Sans hydrocarbures et produits chimiques, la famine redeviendra endémique ! - Par Samuel Furfari
Habitués au confort que nous a apporté l’énergie abondante et bon marché pendant soixante-dix ans, certains oublient facilement qu’il n’en a pas toujours été ainsi. Le progrès qu’il y a eu dans le domaine de l’agriculture est en grande partie lié à la mécanisation rendue possible par les produits pétroliers et aux rendements élevés résultant de l’utilisation de la chimie industrielle.

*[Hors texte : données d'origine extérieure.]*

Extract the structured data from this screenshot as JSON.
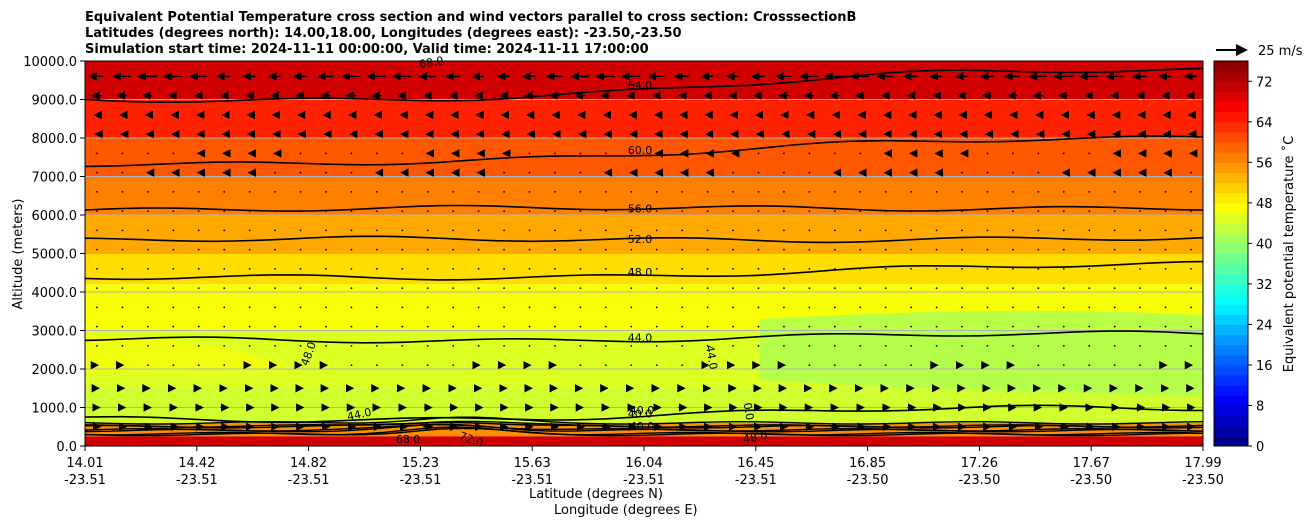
{
  "chart_data": {
    "type": "contourf",
    "title_lines": [
      "Equivalent Potential Temperature cross section and wind vectors parallel to cross section: CrosssectionB",
      "Latitudes (degrees north): 14.00,18.00, Longitudes (degrees east): -23.50,-23.50",
      "Simulation start time: 2024-11-11 00:00:00, Valid time: 2024-11-11 17:00:00"
    ],
    "xlabel_lines": [
      "Latitude (degrees N)",
      "Longitude (degrees E)"
    ],
    "ylabel": "Altitude (meters)",
    "ylim": [
      0,
      10000
    ],
    "y_ticks": [
      0,
      1000,
      2000,
      3000,
      4000,
      5000,
      6000,
      7000,
      8000,
      9000,
      10000
    ],
    "y_tick_labels": [
      "0.0",
      "1000.0",
      "2000.0",
      "3000.0",
      "4000.0",
      "5000.0",
      "6000.0",
      "7000.0",
      "8000.0",
      "9000.0",
      "10000.0"
    ],
    "x_ticks": [
      {
        "lat": "14.01",
        "lon": "-23.51"
      },
      {
        "lat": "14.42",
        "lon": "-23.51"
      },
      {
        "lat": "14.82",
        "lon": "-23.51"
      },
      {
        "lat": "15.23",
        "lon": "-23.51"
      },
      {
        "lat": "15.63",
        "lon": "-23.51"
      },
      {
        "lat": "16.04",
        "lon": "-23.51"
      },
      {
        "lat": "16.45",
        "lon": "-23.51"
      },
      {
        "lat": "16.85",
        "lon": "-23.50"
      },
      {
        "lat": "17.26",
        "lon": "-23.50"
      },
      {
        "lat": "17.67",
        "lon": "-23.50"
      },
      {
        "lat": "17.99",
        "lon": "-23.50"
      }
    ],
    "colorbar": {
      "label": "Equivalent potential temperature $^\\circ$C",
      "label_text": "Equivalent potential temperature ˚C",
      "range": [
        0,
        76
      ],
      "ticks": [
        0,
        8,
        16,
        24,
        32,
        40,
        48,
        56,
        64,
        72
      ],
      "colormap": "jet"
    },
    "quiver_key": {
      "label": "25 m/s",
      "speed": 25
    },
    "contours": [
      {
        "level": 64,
        "label": "64.0",
        "alt_left": 9000,
        "alt_right": 9800
      },
      {
        "level": 60,
        "label": "60.0",
        "alt_left": 7350,
        "alt_right": 8050
      },
      {
        "level": 56,
        "label": "56.0",
        "alt_left": 6150,
        "alt_right": 6200
      },
      {
        "level": 52,
        "label": "52.0",
        "alt_left": 5350,
        "alt_right": 5400
      },
      {
        "level": 48,
        "label": "48.0",
        "alt_left": 4350,
        "alt_right": 4700
      },
      {
        "level": 44,
        "label": "44.0",
        "alt_left": 2750,
        "alt_right": 2900
      },
      {
        "level": 40,
        "label": "40.0",
        "alt_left": 700,
        "alt_right": 1000
      }
    ],
    "contour_labels_extra": [
      "68.0",
      "48.0",
      "44.0",
      "40.0",
      "44.0",
      "0.0",
      "40.0",
      "68.0",
      "72.0",
      "48.0"
    ],
    "field_bands": [
      {
        "alt_top": 10000,
        "value": 70
      },
      {
        "alt_top": 9000,
        "value": 64
      },
      {
        "alt_top": 8000,
        "value": 60
      },
      {
        "alt_top": 7000,
        "value": 57
      },
      {
        "alt_top": 6000,
        "value": 54
      },
      {
        "alt_top": 5000,
        "value": 50
      },
      {
        "alt_top": 4200,
        "value": 47
      },
      {
        "alt_top": 3000,
        "value": 45
      },
      {
        "alt_top": 1500,
        "value": 44
      },
      {
        "alt_top": 600,
        "value": 56
      },
      {
        "alt_top": 250,
        "value": 70
      }
    ],
    "wind_levels": [
      {
        "alt": 9600,
        "u": -12
      },
      {
        "alt": 9100,
        "u": -6
      },
      {
        "alt": 8600,
        "u": -3
      },
      {
        "alt": 8100,
        "u": -2
      },
      {
        "alt": 7600,
        "u": -1
      },
      {
        "alt": 7100,
        "u": -1
      },
      {
        "alt": 6600,
        "u": -0.5
      },
      {
        "alt": 6100,
        "u": -0.5
      },
      {
        "alt": 5600,
        "u": -0.5
      },
      {
        "alt": 5100,
        "u": 0
      },
      {
        "alt": 4600,
        "u": 0
      },
      {
        "alt": 4100,
        "u": 0
      },
      {
        "alt": 3600,
        "u": 0
      },
      {
        "alt": 3100,
        "u": 0
      },
      {
        "alt": 2600,
        "u": 0.5
      },
      {
        "alt": 2100,
        "u": 1
      },
      {
        "alt": 1500,
        "u": 3
      },
      {
        "alt": 1000,
        "u": 5
      },
      {
        "alt": 500,
        "u": 6
      }
    ],
    "grid": true
  }
}
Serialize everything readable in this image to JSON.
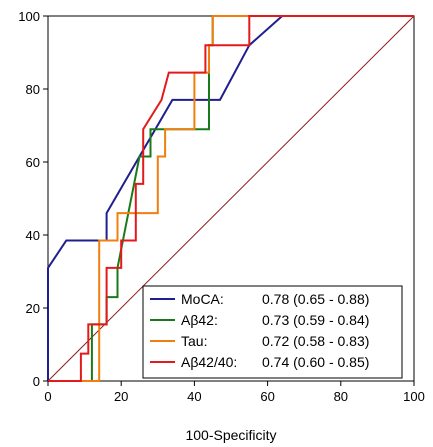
{
  "chart_data": {
    "type": "line",
    "title": "",
    "xlabel": "100-Specificity",
    "ylabel": "",
    "xlim": [
      0,
      100
    ],
    "ylim": [
      0,
      100
    ],
    "xticks": [
      0,
      20,
      40,
      60,
      80,
      100
    ],
    "yticks": [
      0,
      20,
      40,
      60,
      80,
      100
    ],
    "grid": false,
    "legend_position": "bottom-right",
    "reference_line": {
      "x": [
        0,
        100
      ],
      "y": [
        0,
        100
      ],
      "color": "#8b1a1a"
    },
    "series": [
      {
        "name": "MoCA:",
        "auc_label": "0.78 (0.65 - 0.88)",
        "color": "#1f1f8f",
        "x": [
          0,
          0,
          5,
          16,
          16,
          34,
          47,
          55,
          64,
          100
        ],
        "y": [
          0,
          31,
          38.5,
          38.5,
          46,
          77,
          77,
          92,
          100,
          100
        ]
      },
      {
        "name": "Aβ42:",
        "auc_label": "0.73 (0.59 - 0.84)",
        "color": "#1a7a1a",
        "x": [
          0,
          12,
          12,
          16,
          16,
          19,
          19,
          25,
          25,
          28,
          28,
          30,
          30,
          42,
          42,
          44,
          44,
          45,
          45,
          55,
          55,
          100
        ],
        "y": [
          0,
          0,
          15.5,
          15.5,
          23,
          23,
          31,
          61.5,
          61.5,
          61.5,
          69,
          69,
          69,
          69,
          69,
          69,
          92,
          92,
          100,
          100,
          100,
          100
        ]
      },
      {
        "name": "Tau:",
        "auc_label": "0.72 (0.58 - 0.83)",
        "color": "#f07f0f",
        "x": [
          0,
          14,
          14,
          19,
          19,
          30,
          30,
          32,
          32,
          40,
          40,
          44,
          44,
          45,
          45,
          55,
          55,
          100
        ],
        "y": [
          0,
          0,
          38.5,
          38.5,
          46,
          46,
          61.5,
          61.5,
          69,
          69,
          84.5,
          84.5,
          92,
          92,
          100,
          100,
          100,
          100
        ]
      },
      {
        "name": "Aβ42/40:",
        "auc_label": "0.74 (0.60 - 0.85)",
        "color": "#e31a1c",
        "x": [
          0,
          9,
          9,
          11,
          11,
          14,
          14,
          16,
          16,
          20,
          20,
          24,
          24,
          26,
          26,
          31,
          31,
          33,
          33,
          43,
          43,
          55,
          55,
          100
        ],
        "y": [
          0,
          0,
          7.5,
          7.5,
          15.5,
          15.5,
          15.5,
          15.5,
          31,
          31,
          38.5,
          38.5,
          54,
          54,
          69,
          77,
          77,
          84.5,
          84.5,
          84.5,
          92,
          92,
          100,
          100
        ]
      }
    ]
  }
}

Nous sommes tellement habitués à entendre dénigrer les combustibles fossiles que nous ne réalisons pas leur rôle indispensable dans tous les domaines de notre vie. Le charbon génère 36 % de l’électricité mondiale, 74 % en Inde. Sans le pétrole, il n’y a pas de transports qui en dépende pour plus de 90 % de leur utilisation. Dans les pays non membres de l’OCDE, entre 2011 et 2021, les éoliennes et les panneaux solaires n’ont permis de répondre qu’à 20 % de la croissance de la demande énergétique, de sorte que l’écart entre les combustibles fossiles et les énergies renouvelables se creuse.

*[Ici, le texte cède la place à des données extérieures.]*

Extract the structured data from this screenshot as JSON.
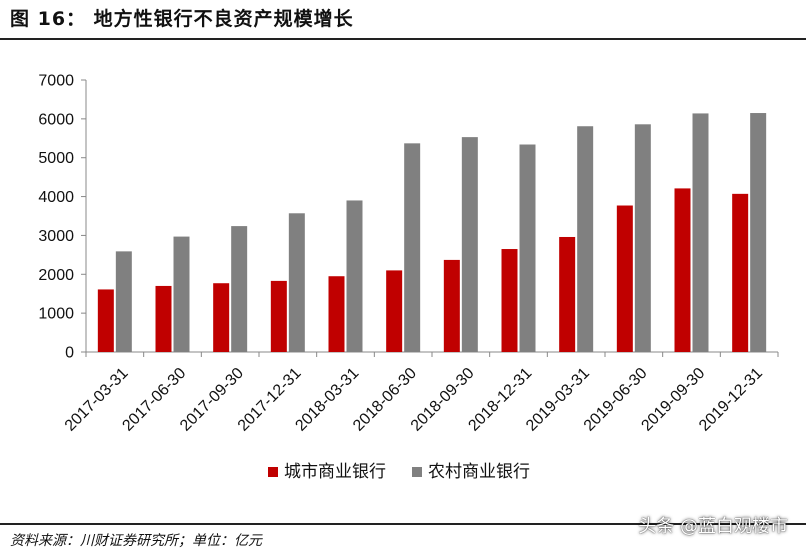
{
  "header": {
    "title": "图 16：   地方性银行不良资产规模增长"
  },
  "footer": {
    "source": "资料来源：川财证券研究所；单位：亿元",
    "watermark": "头条 @蓝白观楼市"
  },
  "chart_data": {
    "type": "bar",
    "categories": [
      "2017-03-31",
      "2017-06-30",
      "2017-09-30",
      "2017-12-31",
      "2018-03-31",
      "2018-06-30",
      "2018-09-30",
      "2018-12-31",
      "2019-03-31",
      "2019-06-30",
      "2019-09-30",
      "2019-12-31"
    ],
    "series": [
      {
        "name": "城市商业银行",
        "color": "#c00000",
        "values": [
          1610,
          1700,
          1770,
          1830,
          1950,
          2100,
          2370,
          2650,
          2960,
          3770,
          4210,
          4070
        ]
      },
      {
        "name": "农村商业银行",
        "color": "#808080",
        "values": [
          2590,
          2970,
          3240,
          3570,
          3900,
          5370,
          5530,
          5340,
          5810,
          5860,
          6140,
          6150
        ]
      }
    ],
    "yticks": [
      0,
      1000,
      2000,
      3000,
      4000,
      5000,
      6000,
      7000
    ],
    "ylim": [
      0,
      7000
    ],
    "grid": false,
    "legend_position": "bottom"
  }
}
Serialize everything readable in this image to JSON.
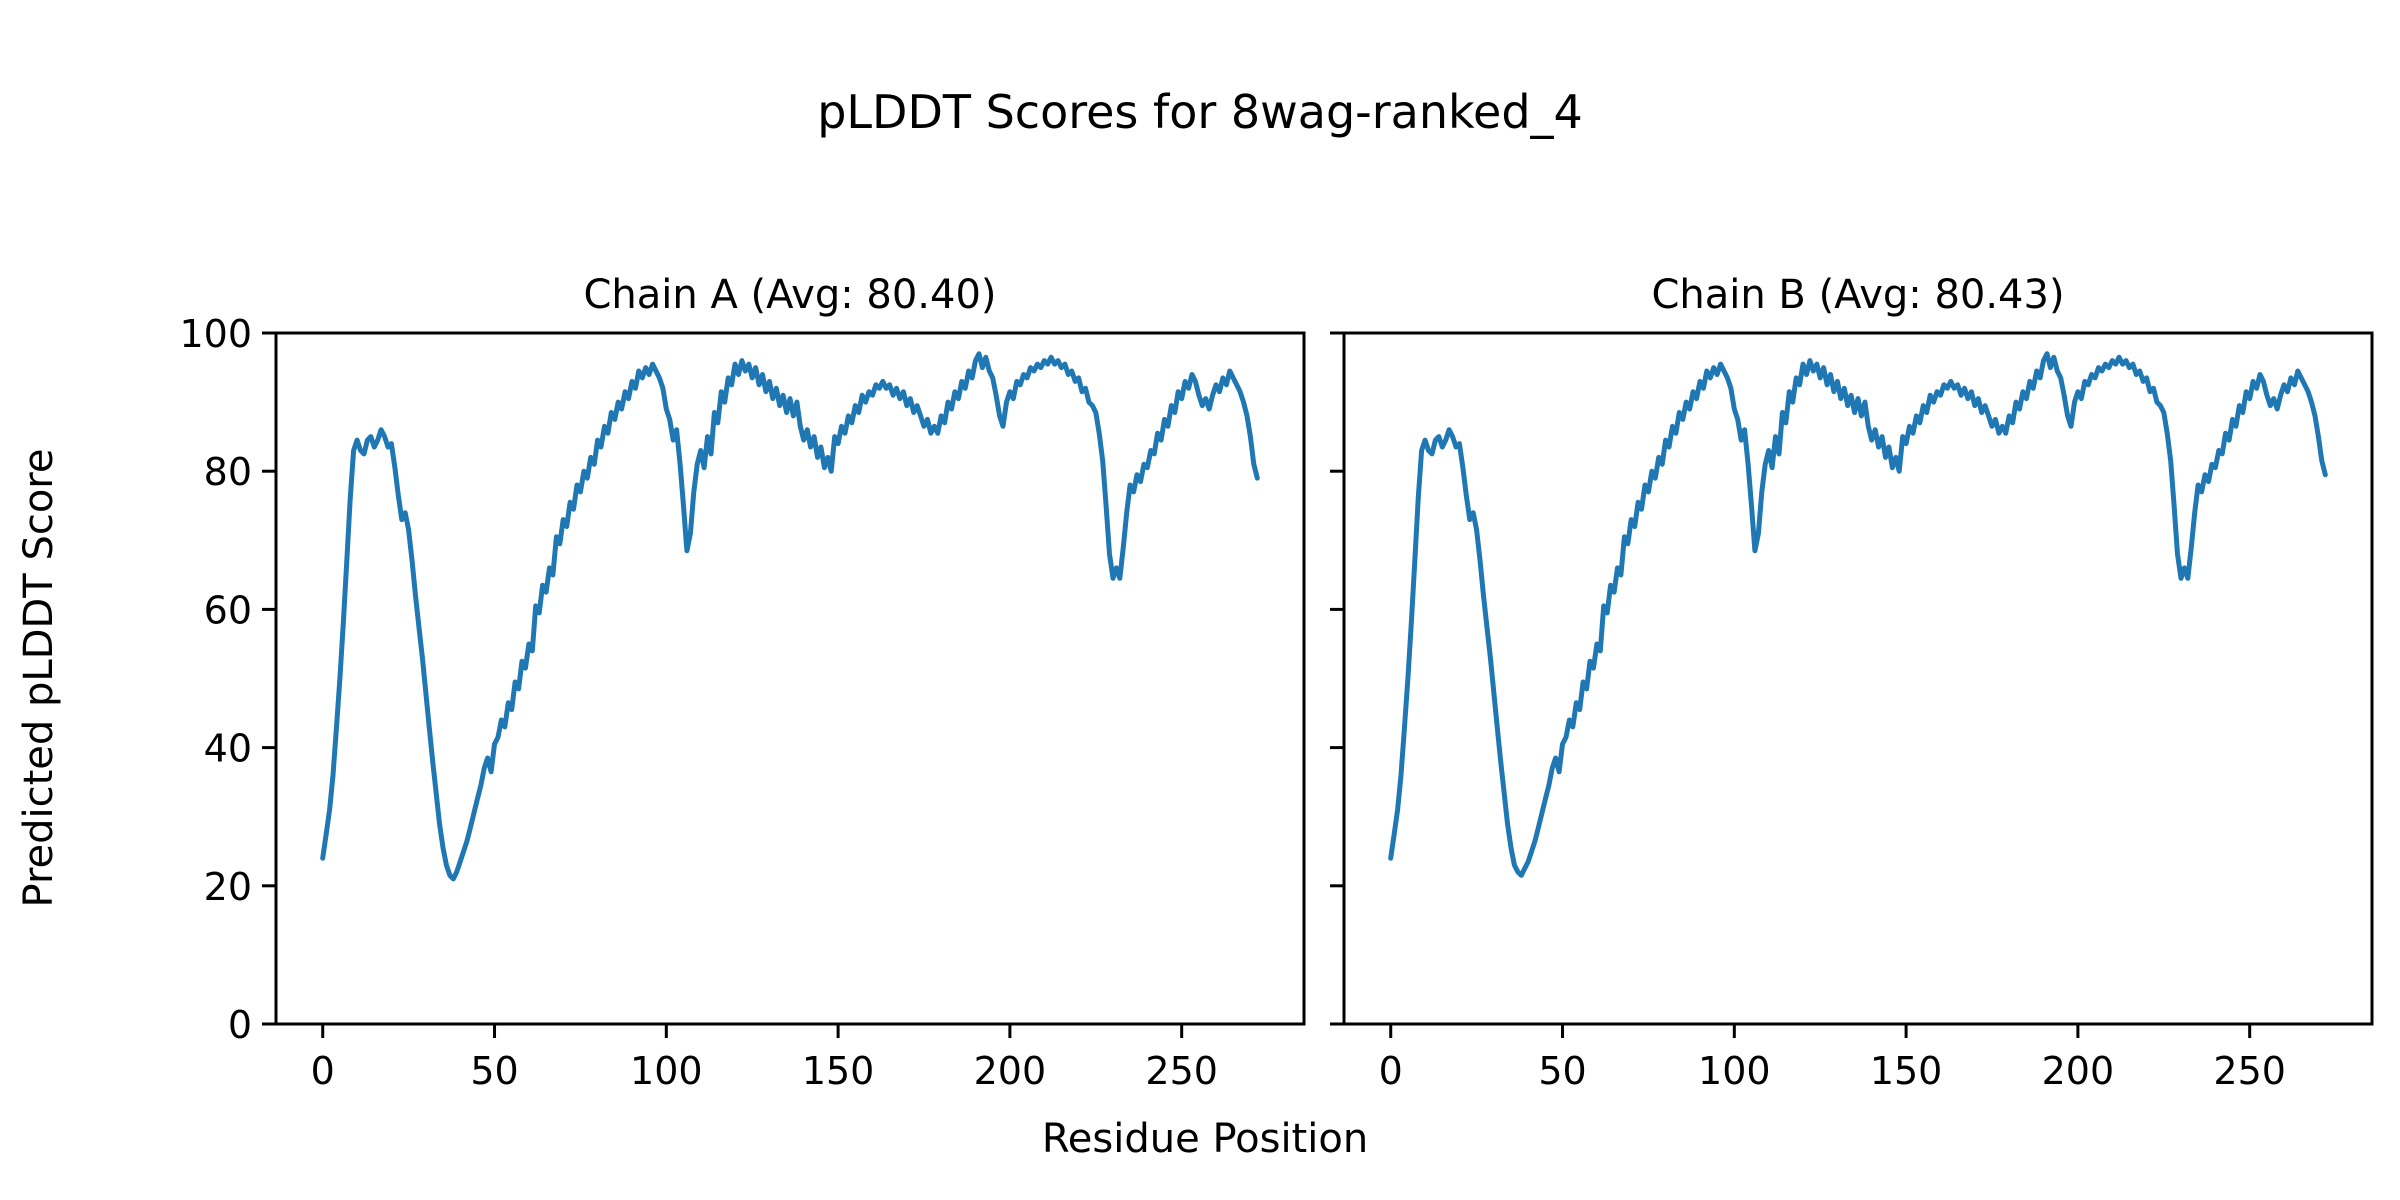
{
  "figure": {
    "suptitle": "pLDDT Scores for 8wag-ranked_4",
    "xlabel": "Residue Position",
    "ylabel": "Predicted pLDDT Score",
    "background_color": "#ffffff",
    "line_color": "#1f77b4",
    "spine_color": "#000000"
  },
  "chart_data": [
    {
      "type": "line",
      "title": "Chain A (Avg: 80.40)",
      "avg_label_value": 80.4,
      "x_start": 0,
      "x_step": 1,
      "xlim": [
        -13.6,
        285.6
      ],
      "ylim": [
        0,
        100
      ],
      "xticks": [
        0,
        50,
        100,
        150,
        200,
        250
      ],
      "yticks": [
        0,
        20,
        40,
        60,
        80,
        100
      ],
      "show_y_tick_labels": true,
      "grid": false,
      "legend": "none",
      "series": [
        {
          "name": "Chain A pLDDT",
          "color": "#1f77b4",
          "values": [
            24,
            27.5,
            31,
            36,
            43,
            50,
            58,
            67,
            76,
            83,
            84.5,
            83,
            82.5,
            84.5,
            85,
            83.5,
            84.5,
            86,
            85,
            83.5,
            84,
            80.5,
            76.5,
            73,
            74,
            71.5,
            67,
            62,
            57.5,
            53,
            48,
            43,
            38,
            33.5,
            29,
            25.5,
            23,
            21.5,
            21,
            22,
            23.5,
            25,
            26.5,
            28.5,
            30.5,
            32.5,
            34.5,
            37,
            38.5,
            36.5,
            40.5,
            41.5,
            44,
            43,
            46.5,
            45.5,
            49.5,
            48.5,
            52.5,
            51.5,
            55,
            54,
            60.5,
            59.5,
            63.5,
            62.5,
            66,
            65,
            70.5,
            69.5,
            73,
            72,
            75.5,
            74.5,
            78,
            77,
            80,
            79,
            82,
            81,
            84.5,
            83.5,
            86.5,
            85.5,
            88.5,
            87.5,
            90,
            89,
            91.5,
            90.5,
            93,
            92,
            94.5,
            93.5,
            95,
            94,
            95.5,
            94.5,
            93.5,
            92,
            89,
            87.5,
            84.5,
            86,
            81,
            75,
            68.5,
            71,
            77,
            81,
            83,
            80.5,
            85,
            82.5,
            88.5,
            87,
            91.5,
            90,
            93.5,
            92.5,
            95.5,
            94,
            96,
            94.5,
            95.5,
            93.5,
            95,
            92.5,
            94,
            91.5,
            93,
            90.5,
            92,
            89.5,
            91,
            88.5,
            90.5,
            88,
            90,
            86.5,
            84.5,
            86,
            83.5,
            85,
            82,
            83.5,
            80.5,
            82,
            80,
            85,
            84,
            86.5,
            85.5,
            88,
            87,
            89.5,
            88.5,
            91,
            90,
            91.5,
            91,
            92.5,
            92,
            93,
            92,
            92.5,
            91,
            92,
            90.5,
            91.5,
            89.5,
            90.5,
            88.5,
            89.5,
            88,
            86.5,
            87.5,
            85.5,
            86.5,
            85.5,
            88,
            87,
            90,
            89,
            91.5,
            90.5,
            93,
            92,
            94.5,
            93.5,
            96,
            97,
            95,
            96.5,
            94.5,
            93.5,
            91,
            88,
            86.5,
            90,
            91.5,
            90.5,
            93,
            92.5,
            94,
            93.5,
            95,
            94.5,
            95.5,
            95,
            96,
            95.5,
            96.5,
            95.5,
            96,
            95,
            95.5,
            94,
            94.5,
            93,
            93.5,
            91.5,
            92,
            90,
            89.5,
            88.5,
            85.5,
            81.5,
            75,
            68,
            64.5,
            66,
            64.5,
            69,
            74,
            78,
            77,
            79.5,
            78.5,
            81,
            80.5,
            83,
            82.5,
            85.5,
            84.5,
            87.5,
            86.5,
            89.5,
            88.5,
            91.5,
            90.5,
            93,
            92,
            94,
            93,
            91,
            89.5,
            90.5,
            89,
            91,
            92.5,
            91.5,
            93.5,
            92.5,
            94.5,
            93.5,
            92.5,
            91.5,
            90,
            88,
            85,
            81,
            79
          ]
        }
      ]
    },
    {
      "type": "line",
      "title": "Chain B (Avg: 80.43)",
      "avg_label_value": 80.43,
      "x_start": 0,
      "x_step": 1,
      "xlim": [
        -13.6,
        285.6
      ],
      "ylim": [
        0,
        100
      ],
      "xticks": [
        0,
        50,
        100,
        150,
        200,
        250
      ],
      "yticks": [
        0,
        20,
        40,
        60,
        80,
        100
      ],
      "show_y_tick_labels": false,
      "grid": false,
      "legend": "none",
      "series": [
        {
          "name": "Chain B pLDDT",
          "color": "#1f77b4",
          "values": [
            24,
            27.5,
            31,
            36,
            43,
            50,
            58,
            67,
            76,
            83,
            84.5,
            83,
            82.5,
            84.5,
            85,
            83.5,
            84.5,
            86,
            85,
            83.5,
            84,
            80.5,
            76.5,
            73,
            74,
            71.5,
            67,
            62,
            57.5,
            53,
            48,
            43,
            38,
            33.5,
            29,
            25.5,
            23,
            22,
            21.5,
            22.5,
            23.5,
            25,
            26.5,
            28.5,
            30.5,
            32.5,
            34.5,
            37,
            38.5,
            36.5,
            40.5,
            41.5,
            44,
            43,
            46.5,
            45.5,
            49.5,
            48.5,
            52.5,
            51.5,
            55,
            54,
            60.5,
            59.5,
            63.5,
            62.5,
            66,
            65,
            70.5,
            69.5,
            73,
            72,
            75.5,
            74.5,
            78,
            77,
            80,
            79,
            82,
            81,
            84.5,
            83.5,
            86.5,
            85.5,
            88.5,
            87.5,
            90,
            89,
            91.5,
            90.5,
            93,
            92,
            94.5,
            93.5,
            95,
            94,
            95.5,
            94.5,
            93.5,
            92,
            89,
            87.5,
            84.5,
            86,
            81,
            75,
            68.5,
            71,
            77,
            81,
            83,
            80.5,
            85,
            82.5,
            88.5,
            87,
            91.5,
            90,
            93.5,
            92.5,
            95.5,
            94,
            96,
            94.5,
            95.5,
            93.5,
            95,
            92.5,
            94,
            91.5,
            93,
            90.5,
            92,
            89.5,
            91,
            88.5,
            90.5,
            88,
            90,
            86.5,
            84.5,
            86,
            83.5,
            85,
            82,
            83.5,
            80.5,
            82,
            80,
            85,
            84,
            86.5,
            85.5,
            88,
            87,
            89.5,
            88.5,
            91,
            90,
            91.5,
            91,
            92.5,
            92,
            93,
            92,
            92.5,
            91,
            92,
            90.5,
            91.5,
            89.5,
            90.5,
            88.5,
            89.5,
            88,
            86.5,
            87.5,
            85.5,
            86.5,
            85.5,
            88,
            87,
            90,
            89,
            91.5,
            90.5,
            93,
            92,
            94.5,
            93.5,
            96,
            97,
            95,
            96.5,
            94.5,
            93.5,
            91,
            88,
            86.5,
            90,
            91.5,
            90.5,
            93,
            92.5,
            94,
            93.5,
            95,
            94.5,
            95.5,
            95,
            96,
            95.5,
            96.5,
            95.5,
            96,
            95,
            95.5,
            94,
            94.5,
            93,
            93.5,
            91.5,
            92,
            90,
            89.5,
            88.5,
            85.5,
            81.5,
            75,
            68,
            64.5,
            66,
            64.5,
            69,
            74,
            78,
            77,
            79.5,
            78.5,
            81,
            80.5,
            83,
            82.5,
            85.5,
            84.5,
            87.5,
            86.5,
            89.5,
            88.5,
            91.5,
            90.5,
            93,
            92,
            94,
            93,
            91,
            89.5,
            90.5,
            89,
            91,
            92.5,
            91.5,
            93.5,
            92.5,
            94.5,
            93.5,
            92.5,
            91.5,
            90,
            88,
            85,
            81.5,
            79.5
          ]
        }
      ]
    }
  ]
}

C’est pourquoi, lors de la COP 27 à Charm el-Cheikh, la question de l’« ambition » en matière de réduction des émissions mondiales de CO2 n’a même pas été abordée et les négociateurs se sont limités à promettre des fonds verts, comme en 2010 et 2015. Mais en plus de la perte de compétitivité industrielle, nous sommes face à un sérieux problème de souveraineté alimentaire, également lié à la consommation d’énergie.